Epistle of James - Content

Content

The United Bible Societies' Greek New Testament divides the letter into the following sections:

  • Salutation (1:1)
  • Faith and Wisdom (1:2-8)
  • Poverty and Riches (1:9-11)
  • Trial and Temptation (1:12-18)
  • Hearing and Doing the Word (1:19-27)
  • Warning against Partiality (2:1-13)
  • Faith and Works (2:14-26)
  • The Tongue (3:1-12)
  • The Wisdom from Above (3:13-18)
  • Friendship with the World (4:1-10)
  • Judging a Brother (4:11-12)
  • Warning against Boasting (4:13-17)
  • Warning to the Rich (5:1-6)
  • Patience and Prayer (5:7-20)

Framed within an overall theme of patient perseverance during trials and temptations, the text condemns various sins and calls on Christians to be patient while awaiting the Second Coming. The epistle was addressed to "the twelve tribes scattered abroad" (James 1:1), which is generally taken to mean a Jewish Christian audience.
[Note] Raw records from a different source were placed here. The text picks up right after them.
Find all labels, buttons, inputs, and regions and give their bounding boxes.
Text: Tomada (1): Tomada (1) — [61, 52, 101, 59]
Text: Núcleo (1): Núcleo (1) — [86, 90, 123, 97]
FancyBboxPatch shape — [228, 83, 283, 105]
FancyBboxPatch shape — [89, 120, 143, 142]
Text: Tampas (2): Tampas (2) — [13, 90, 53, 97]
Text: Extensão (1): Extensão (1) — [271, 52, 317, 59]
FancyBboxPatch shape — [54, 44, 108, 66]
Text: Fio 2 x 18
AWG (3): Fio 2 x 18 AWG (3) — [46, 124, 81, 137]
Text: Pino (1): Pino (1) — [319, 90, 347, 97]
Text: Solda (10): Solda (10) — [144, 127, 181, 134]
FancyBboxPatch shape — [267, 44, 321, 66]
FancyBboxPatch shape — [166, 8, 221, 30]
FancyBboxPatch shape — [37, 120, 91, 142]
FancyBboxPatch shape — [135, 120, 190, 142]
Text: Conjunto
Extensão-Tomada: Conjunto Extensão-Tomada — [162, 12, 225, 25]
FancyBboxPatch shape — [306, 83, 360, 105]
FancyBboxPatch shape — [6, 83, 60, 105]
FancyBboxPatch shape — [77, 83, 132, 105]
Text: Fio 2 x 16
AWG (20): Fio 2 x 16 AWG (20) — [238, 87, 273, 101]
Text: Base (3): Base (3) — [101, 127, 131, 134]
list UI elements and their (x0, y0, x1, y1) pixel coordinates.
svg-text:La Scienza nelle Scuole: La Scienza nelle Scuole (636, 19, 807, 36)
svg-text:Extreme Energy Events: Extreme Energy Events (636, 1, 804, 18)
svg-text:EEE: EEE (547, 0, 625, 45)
The object of the writer was to enforce the practical duties of the Christian life. The vices against which he warns them are: formalism, which made the service of God consist in washings and outward ceremonies, whereas he reminds them (1:27) that it consists rather in active love and purity; fanaticism, which, under the cloak of religious zeal, was tearing Jerusalem in pieces (1:20); fatalism, which threw its sins on God (1:13); meanness, which crouched before the rich (2:2); falsehoods, which had made words and oaths play-things (3:2-12); partisanship (3:14); evil speaking (4:11); boasting (4:16); oppression (5:4). The great lesson which he teaches them as Christians is patience, patience in trial (1:2), patience in good works (1:22-25), patience under provocation (3:17), patience under oppression (5:7), patience under persecution (5:10); and the ground of their patience is that the coming of the Lord drawing nigh, which is to right all wrong (5:8).